The intake meeting is not a kickoff call. It is a calibration session. The output is a one-page sourcing brief, not a job description. The sourcer searches against the brief, not the posting.

Most companies skip this step because it feels like overhead. It is the opposite. An hour at the start of a search saves three weeks in the middle of one.

When sourcing is the problem vs. when the process is

Once you have a clean brief, you can diagnose where the real delay lives.

If the pipeline is slow to fill, the sourcing channel is probably wrong. The questions to ask: where do people with this background actually spend time? Is this a role where passive candidates dominate, or are there active applicants in the right places? What is the honest pitch that makes this role interesting to someone who has options?

If the pipeline fills but candidates drop out or fail interviews at high rates, the process is the problem. The questions to ask: are the interview steps testing for what the role actually requires? Are interviewers aligned on what they are looking for before they meet the candidate? Is the time between first contact and offer longer than four weeks?

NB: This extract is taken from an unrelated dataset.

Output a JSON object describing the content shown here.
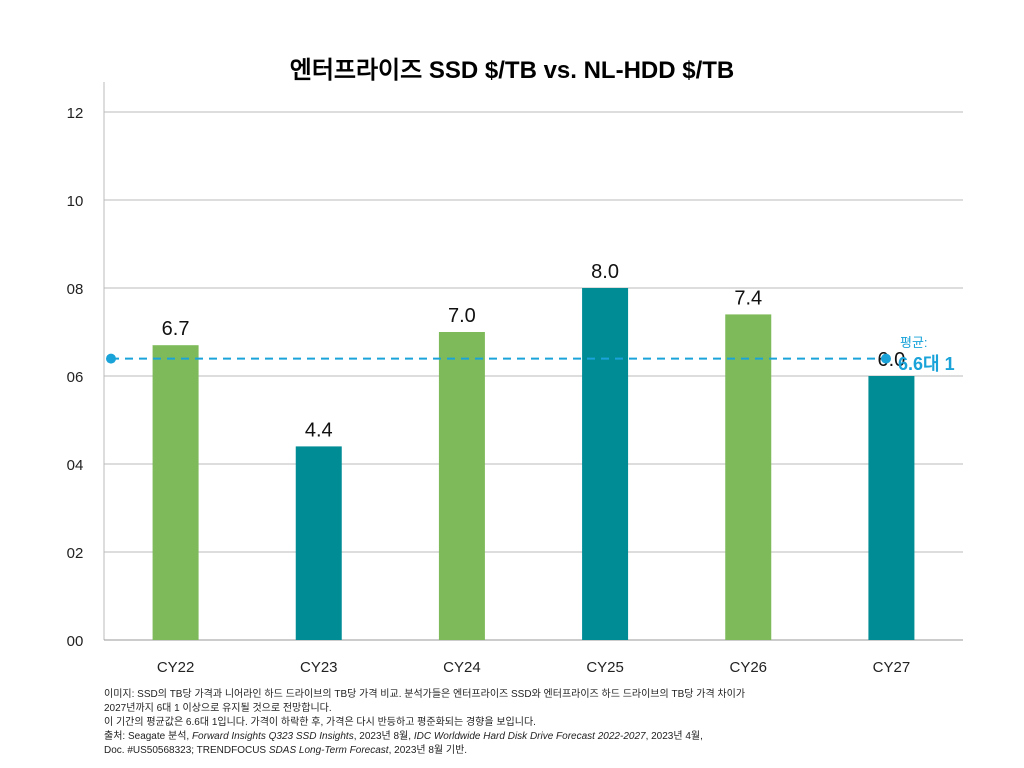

Both problems are fixable. The mistake is treating them the same way. More sourcing volume does not help a broken process. A tighter process does not help a pipeline that has no qualified candidates in it.

Diagnose first. The intervention follows from the diagnosis.

Frequently asked questions

How is time to hire measured?

Time to hire is the number of days between a candidate's first contact with the company (often application date or first message from a recruiter) and their acceptance of an offer. Some companies measure time to fill instead, which counts from job opening to accepted offer. Both matter; they diagnose different things. Time to hire reflects candidate experience and process efficiency. Time to fill reflects sourcing speed.

What is a realistic time to hire for specialized technical roles?

SHRM's 2025 talent benchmarking data puts median time-to-fill across all roles at 44 days; technical and senior roles in competitive markets run significantly longer. Companies with structured intake processes and active sourcing strategies commonly close these roles in 30-45 days. The difference is almost always upstream: clearer briefs, better sourcing channels, and fewer interview steps that do not filter signal.

What is an intake meeting in recruiting?

An intake meeting is a structured conversation between the recruiter, hiring manager, and any key stakeholders before sourcing begins. The goal is to align on what qualified looks like, which requirements are real versus preferred, and what the role actually needs to accomplish. A 45-60 minute intake meeting at the start of a search gives the recruiter a precise brief instead of an interpreted job description, cutting the sourcing cycle significantly for most specialized roles.

Why do candidates drop out before receiving an offer?

The most common reasons: the process takes too long (candidates accept other offers), the role was not what was described in early conversations, or the interview experience felt disorganized. Each of these is a process problem, not a candidate quality problem. Companies with low candidate dropout rates typically move from first interview to offer in under three weeks and brief interviewers on the candidate before each round.

Can AI tools reduce time to hire?

Yes, in specific places. AI sourcing tools build targeted candidate lists faster and surface passive candidates that keyword searches miss. The sourcer still writes the outreach message. The sourcer still qualifies fit. AI accelerates the list-building step; it does not replace the judgment required to run a good search. Companies that use AI to cover for an unclear job brief do not reduce time to hire. Companies that use AI on a tight brief see meaningful gains at the top of the funnel.